Tutorial - Induction
Dealing with structures not numbers now
To rpove a property P(xs) holds for all finite lists, we must prove:
Base case: Prove P([])
Induction step: prove (P(x:xs) on the assumption that P(xs)
1.
If both lists are empty, its trivial
Given:
sum [] = 0 —s1
sum (x:xs) = x + sum xs — s2
[ ]++ zs = zs — ++1
(w:ws) ++ zs = w:(ws ++ za) == (++2)
Question: Prove sum (xs ++ ys) = sum xs + sum ys
We want to prove two goals of the induction process
(1).

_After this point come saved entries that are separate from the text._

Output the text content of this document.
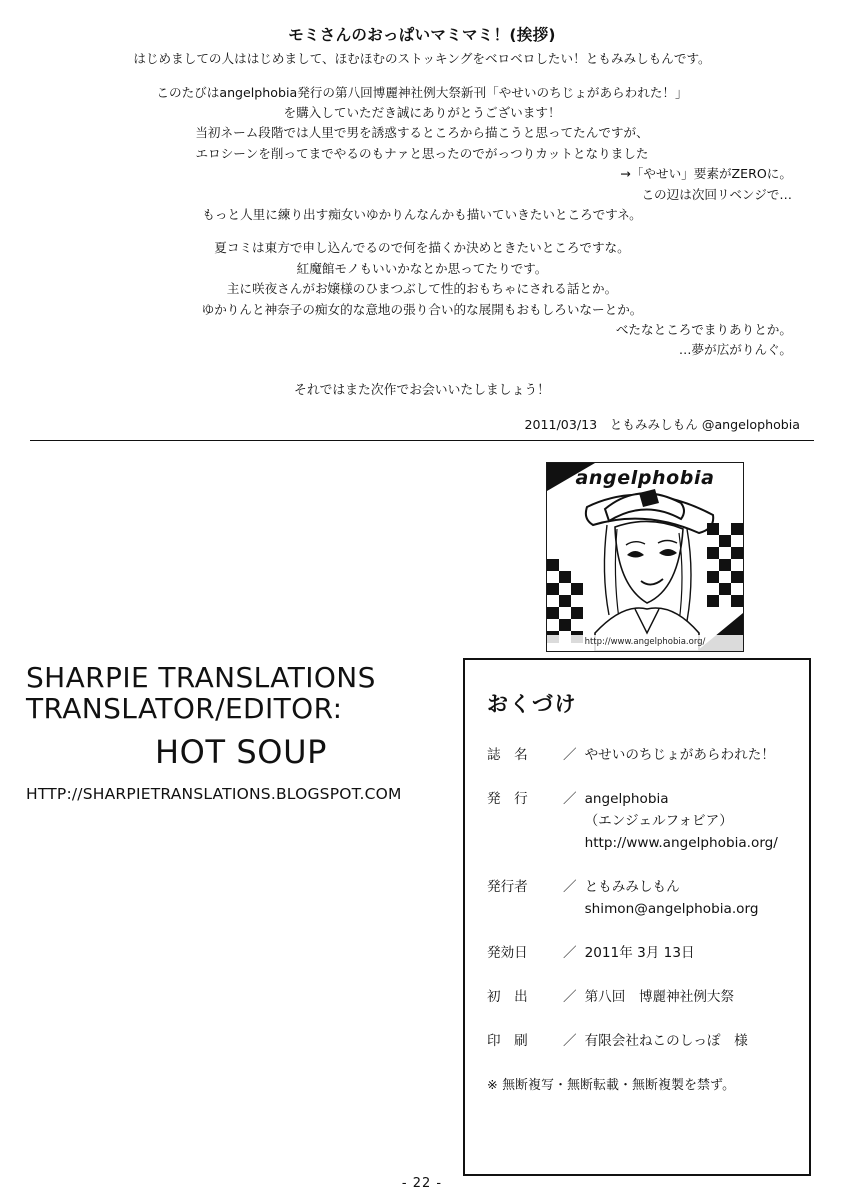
モミさんのおっぱいマミマミ！(挨拶)
はじめましての人ははじめまして、ほむほむのストッキングをベロベロしたい！ともみみしもんです。
このたびはangelphobia発行の第八回博麗神社例大祭新刊「やせいのちじょがあらわれた！」
を購入していただき誠にありがとうございます！
当初ネーム段階では人里で男を誘惑するところから描こうと思ってたんですが、
エロシーンを削ってまでやるのもナァと思ったのでがっつりカットとなりました
→「やせい」要素がZEROに。
この辺は次回リベンジで…
もっと人里に練り出す痴女いゆかりんなんかも描いていきたいところですネ。
夏コミは東方で申し込んでるので何を描くか決めときたいところですな。
紅魔館モノもいいかなとか思ってたりです。
主に咲夜さんがお嬢様のひまつぶして性的おもちゃにされる話とか。
ゆかりんと神奈子の痴女的な意地の張り合い的な展開もおもしろいなーとか。
べたなところでまりありとか。
…夢が広がりんぐ。
それではまた次作でお会いいたしましょう！
2011/03/13　ともみみしもん @angelophobia
angelphobia
http://www.angelphobia.org/
SHARPIE TRANSLATIONS
TRANSLATOR/EDITOR:
HOT SOUP
HTTP://SHARPIETRANSLATIONS.BLOGSPOT.COM
おくづけ
誌　名	／ やせいのちじょがあらわれた！
発　行	／ angelphobia
（エンジェルフォビア）
http://www.angelphobia.org/
発行者	／ ともみみしもん
shimon@angelphobia.org
発効日	／ 2011年 3月 13日
初　出	／ 第八回　博麗神社例大祭
印　刷	／ 有限会社ねこのしっぽ　様
※ 無断複写・無断転載・無断複製を禁ず。
- 22 -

For base case, we have to prove:
sum ([] ++ ys) = sum [] + sum ys
(2) For induction step, we have to prove:
sum ((x:xs) ++ ys) = sum (x:xs) + sum (ys) on the assumption that
sum (xs ++ ys) = sum xs + sum ys is true (the Inductive hypothesis)
Base:
LHS:
sum ([] ++ ys)
= sum (ys) By rule ++1
RHS:
sum [] + sum ys = 0 + sum ys by (s1)
= sum ys by calculus
LHS = RHS
Inductive Case:
LHS: sum ((x:xs) ++ ys)
= sum (x(xs ++ ys)) by ++2
= x +sum (xs ++ ys) by s2
RHS: sum (x:xs) + sum (ys)
= x + sum xs + sum ys by s2
= x + sum (xs ++ ys) by Inductive Hypothesis
LHS = RHS
Question2: Prove xs ++ [] = xs
Base:
LHS: [] ++ []
= [] by ++1
RHS: []
LHS = RHS
Given:
sum [] = 0 —s1
sum (x:xs) = x + sum xs — s2
[ ]++ zs = zs — ++1
(w:ws) ++ zs = w:(ws ++ za) == (++2)
Inductive Step
Assume xs ++ [] = xs
LHS: (x:xs) ++ []
x:(xs ++ []) by ++2
(x:xs) by IH
RHS: (x:xs)
LHS = RHS